CASIC Rocket Technology Company, also known as EXPACE, reports that it has raised 1.2 billion yuan ($181.5 million) to develop its Kuaizhou family of satellite launchers, Xinhua reports.
CASIC Rocket Technology Company, based in the central city of Wuhan, said it signed fund raising agreements with eight investment institutions at the Shanghai United Assets and Equity Exchange Monday.
Zhang Di, vice president of China Sanjiang Space Group and chairman of CASIC Rocket Technology, said the original shareholders did not participate in the capital raising.
EXPACE was established by China Aerospace Science and Industry Corporation Limited (CASIC) and China Sanjiang Space Group in February 2016. The company is focused on commercializing solid-fuel boosters.

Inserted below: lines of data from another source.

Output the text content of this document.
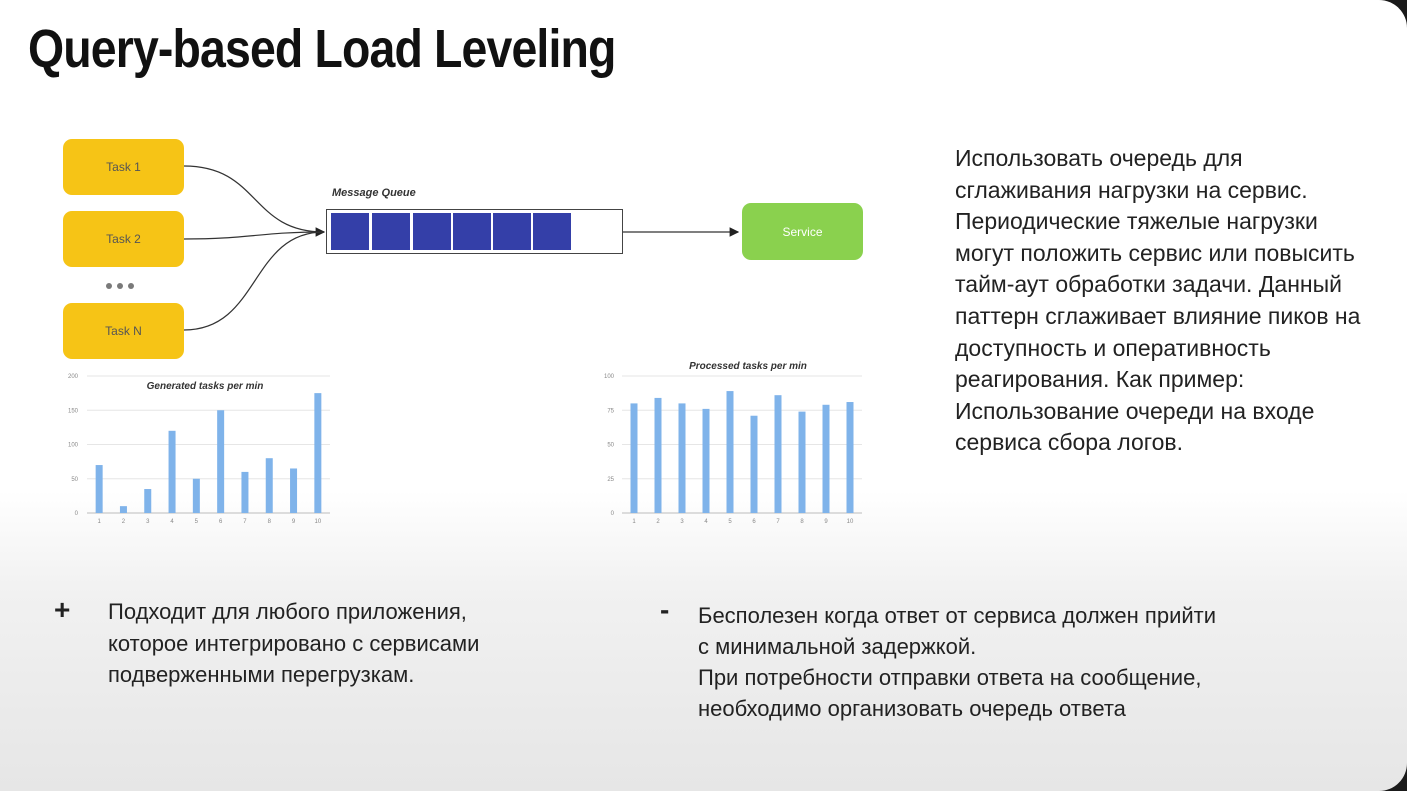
Query-based Load Leveling
Generated tasks per min
0
50
100
150
200
1	2	3	4	5	6	7	8	9	10
Processed tasks per min
0
25
50
75
100
1	2	3	4	5	6	7	8	9	10
Task 1
Task 2
Task N
Message Queue
Service
Использовать очередь для сглаживания нагрузки на сервис. Периодические тяжелые нагрузки могут положить сервис или повысить тайм-аут обработки задачи. Данный паттерн сглаживает влияние пиков на доступность и оперативность реагирования. Как пример: Использование очереди на входе сервиса сбора логов.
+ Подходит для любого приложения, которое интегрировано с сервисами подверженными перегрузкам.
- Бесполезен когда ответ от сервиса должен прийти
с минимальной задержкой.
При потребности отправки ответа на сообщение,
необходимо организовать очередь ответа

Below is a summary of the Kuaizhou family of boosters.
|KUAIZHOU ROCKET FAMILY|
|BOOSTER||FIRST LAUNCH||FAIRING SIZE||PAYLOAD TO LEO||PAYLOAD TO SSO|
|Kuaizhou 1||9-25-2013||Unknown||430 kg (948 lb) to 500 km (310.7 miles)|
|Kuaizhou 1A (KZ-1A)||1-9-2017||1.2-1.4 m||300 kg||250 kg (550 lb) to 500 km (310.7 miles); 220 kg (485 lb) to 700 km (435 miles)|
|Kuaizhou 11 (KZ-11)||First half 2018||2.2-2.6 m||1,500 kg||1,000 kg (2,204 lb) to 700 km (435 miles)|
|Kuaizhou 21 (KZ-21)||2025||Unknown||Unknown||Unknown|
The company has already lined up a number of launches for its boosters.
EXPACE this year signed a contract which will involve launching four Kuaizhou-1A rockets within one week in 2018.
The maiden flight of the larger Kuaizhou-11, the company’s latest carrier rocket which will be capable of lifting 1,000 kg to 700 km SSO, is expected to take place in the first half of 2018, carrying six satellites.
The first Kuaizhou-1A launch carried a Xingyun Shiyan-1 satellite, a technical verification test for CASIC’s planned constellation of 156 mini low-Earth orbit satellites aiming to provide narrow-band communications.
“The small low-earth-orbit satellite constellations allow for Internet access and communications everywhere on the planet, including airplanes and ocean-going ships,” Wang Yanan, chief editor of Aerospace Knowledge magazine, told state media in November.
Other Chinese companies including Landspace, Linkspace and OneSpace are also developing solid-fuel boosters. CASC has developed the Long March 11 , which is designed to launch from both land and at sea.